I gave up and sat next to Ben who was struggling with his script for the hundred best motorcycle and side car comedy moments, a programme inspired by a scene in The Office when Gareth gets in the sidecar belonging to a couple of swinging couple. Yet comedy motorcycle and side-car moments like this had not recurred as often in the history of television and film comedy as our producer expected, and Ben was struggling to find the other ninety-nine clips. The clips he had found were all obscure: Jerry Lewis, Laurel and Hardy, On The Buses, a seventies sitcom called Lucky Fellah (a bubble car, not a motorbike and sidecar) and several war films. Ben was watching a scene from Wallace and Gromit when I told him my feelings about sidecars. A sidecar upsets the balance of a motorbike, destroying its grace as it tilts round a bend, dragging it back when it vrooms away from a junction, sucking out its sex, its danger, its dark, seductive beauty. Attaching a sidecar to a bike was like bolting a lead coffin to a butterfly.

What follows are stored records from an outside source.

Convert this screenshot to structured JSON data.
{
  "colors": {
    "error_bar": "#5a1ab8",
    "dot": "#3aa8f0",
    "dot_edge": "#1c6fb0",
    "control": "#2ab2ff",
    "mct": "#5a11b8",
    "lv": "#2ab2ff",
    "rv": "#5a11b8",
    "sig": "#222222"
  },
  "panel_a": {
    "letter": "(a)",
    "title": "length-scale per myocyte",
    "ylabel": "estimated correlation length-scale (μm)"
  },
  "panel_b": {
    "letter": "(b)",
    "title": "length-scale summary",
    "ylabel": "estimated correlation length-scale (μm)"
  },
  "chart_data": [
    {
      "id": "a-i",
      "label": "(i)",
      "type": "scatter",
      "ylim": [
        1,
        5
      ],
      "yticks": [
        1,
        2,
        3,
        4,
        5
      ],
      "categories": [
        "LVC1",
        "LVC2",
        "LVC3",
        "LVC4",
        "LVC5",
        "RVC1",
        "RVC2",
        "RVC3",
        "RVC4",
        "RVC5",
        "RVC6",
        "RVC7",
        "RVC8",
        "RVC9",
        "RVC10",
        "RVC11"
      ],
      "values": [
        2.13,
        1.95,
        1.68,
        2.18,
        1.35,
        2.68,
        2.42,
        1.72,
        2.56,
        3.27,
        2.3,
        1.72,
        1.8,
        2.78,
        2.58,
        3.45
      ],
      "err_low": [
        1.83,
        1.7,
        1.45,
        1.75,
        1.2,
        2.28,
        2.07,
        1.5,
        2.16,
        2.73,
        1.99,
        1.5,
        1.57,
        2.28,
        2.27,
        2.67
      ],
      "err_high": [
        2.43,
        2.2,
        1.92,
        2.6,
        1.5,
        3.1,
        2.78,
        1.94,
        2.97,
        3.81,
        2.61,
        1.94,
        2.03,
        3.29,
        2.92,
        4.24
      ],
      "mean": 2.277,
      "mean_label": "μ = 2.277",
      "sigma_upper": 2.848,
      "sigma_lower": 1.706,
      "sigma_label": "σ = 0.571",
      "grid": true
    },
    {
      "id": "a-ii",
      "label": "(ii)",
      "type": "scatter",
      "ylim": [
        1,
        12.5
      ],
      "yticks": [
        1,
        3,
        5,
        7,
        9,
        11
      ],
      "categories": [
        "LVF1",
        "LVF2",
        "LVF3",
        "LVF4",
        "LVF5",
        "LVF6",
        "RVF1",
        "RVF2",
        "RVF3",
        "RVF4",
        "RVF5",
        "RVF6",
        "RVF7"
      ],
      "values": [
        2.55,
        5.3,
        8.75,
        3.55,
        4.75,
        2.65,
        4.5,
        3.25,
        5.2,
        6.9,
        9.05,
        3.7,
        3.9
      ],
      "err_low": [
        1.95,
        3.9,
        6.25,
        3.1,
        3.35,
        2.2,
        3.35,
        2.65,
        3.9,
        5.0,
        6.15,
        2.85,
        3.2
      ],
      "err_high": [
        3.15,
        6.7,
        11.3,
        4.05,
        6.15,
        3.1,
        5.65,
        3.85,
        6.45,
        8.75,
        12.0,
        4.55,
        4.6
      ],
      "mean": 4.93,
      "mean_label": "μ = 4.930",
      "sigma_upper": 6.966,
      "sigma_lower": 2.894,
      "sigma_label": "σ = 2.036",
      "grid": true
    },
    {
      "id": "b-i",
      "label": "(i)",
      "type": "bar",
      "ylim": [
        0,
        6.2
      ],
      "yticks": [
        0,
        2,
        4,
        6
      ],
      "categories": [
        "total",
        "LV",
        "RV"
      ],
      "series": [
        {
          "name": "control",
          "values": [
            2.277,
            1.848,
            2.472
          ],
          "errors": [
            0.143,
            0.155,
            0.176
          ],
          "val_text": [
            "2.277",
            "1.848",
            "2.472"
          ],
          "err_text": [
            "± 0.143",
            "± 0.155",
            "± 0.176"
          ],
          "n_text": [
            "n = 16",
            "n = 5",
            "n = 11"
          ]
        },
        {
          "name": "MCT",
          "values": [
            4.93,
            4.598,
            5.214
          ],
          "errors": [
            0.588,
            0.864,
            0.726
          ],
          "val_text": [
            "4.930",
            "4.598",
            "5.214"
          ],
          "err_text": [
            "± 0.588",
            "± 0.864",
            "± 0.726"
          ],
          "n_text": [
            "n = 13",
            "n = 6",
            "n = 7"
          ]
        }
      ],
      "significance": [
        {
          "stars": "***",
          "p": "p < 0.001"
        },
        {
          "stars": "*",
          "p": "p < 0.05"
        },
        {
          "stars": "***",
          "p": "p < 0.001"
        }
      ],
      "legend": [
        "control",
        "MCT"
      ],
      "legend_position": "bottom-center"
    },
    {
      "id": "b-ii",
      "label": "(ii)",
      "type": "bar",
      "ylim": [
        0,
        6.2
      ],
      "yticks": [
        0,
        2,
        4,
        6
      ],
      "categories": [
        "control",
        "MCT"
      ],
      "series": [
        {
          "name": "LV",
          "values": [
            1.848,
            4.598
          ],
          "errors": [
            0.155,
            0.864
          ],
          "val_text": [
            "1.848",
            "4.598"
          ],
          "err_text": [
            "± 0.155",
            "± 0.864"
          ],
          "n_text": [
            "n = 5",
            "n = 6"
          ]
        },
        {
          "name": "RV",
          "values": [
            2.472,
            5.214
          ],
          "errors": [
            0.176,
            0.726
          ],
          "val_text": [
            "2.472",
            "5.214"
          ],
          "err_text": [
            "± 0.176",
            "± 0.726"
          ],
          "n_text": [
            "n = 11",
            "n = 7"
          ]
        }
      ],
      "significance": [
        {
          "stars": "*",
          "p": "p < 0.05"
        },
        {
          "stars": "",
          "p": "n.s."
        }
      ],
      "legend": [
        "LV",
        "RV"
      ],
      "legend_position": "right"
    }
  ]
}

Ben didn’t look at me or say anything. I could hear him breathing, very deeply, very slowly. He was looking at a frozen image from Wallace and Gromit, and mouthing to himself the text that ran above it the top one hundred motorcycle and sidecar comedy moments: number seven. Abruptly, he pushed the computer’s off switch - without saving his work, closing the programme or logging off - and picked up his bag. While buttoning his coat he looked at me in an intense way I’d never seen before, as if he could see a universe in my face, a world of opportunities almost lost but still within reach.

After Ben left, I went round the whole office giving everyone else my view on his or her project, and each of them did the same thing. Soon the office was empty but for me. I looked out of the window to the street below at the line of staff streaming out of the front door.

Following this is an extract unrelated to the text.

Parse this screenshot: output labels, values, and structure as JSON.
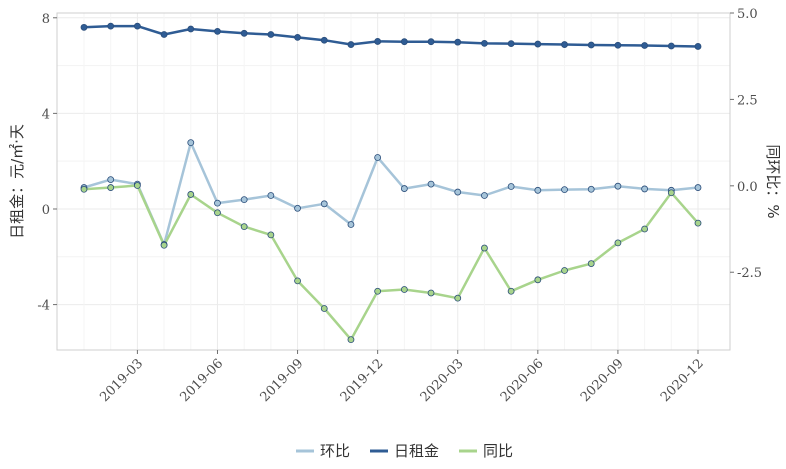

I returned to Nathan’s office, but he’d also gone, and I sat alone in the consulting room staring at his filing cabinet. I took down one of his management text books - Find Your Emotional Animal – and turned a few pages. I was a hedgehog. A fox knows many things; a hedgehog knows one thing deeply. The book recommended I should keep a picture of my emotional animal on my wall for inspiration so I ripped out the picture of a hedgehog and took it over to my workstation. Until today the personalisation of desks had not been allowed.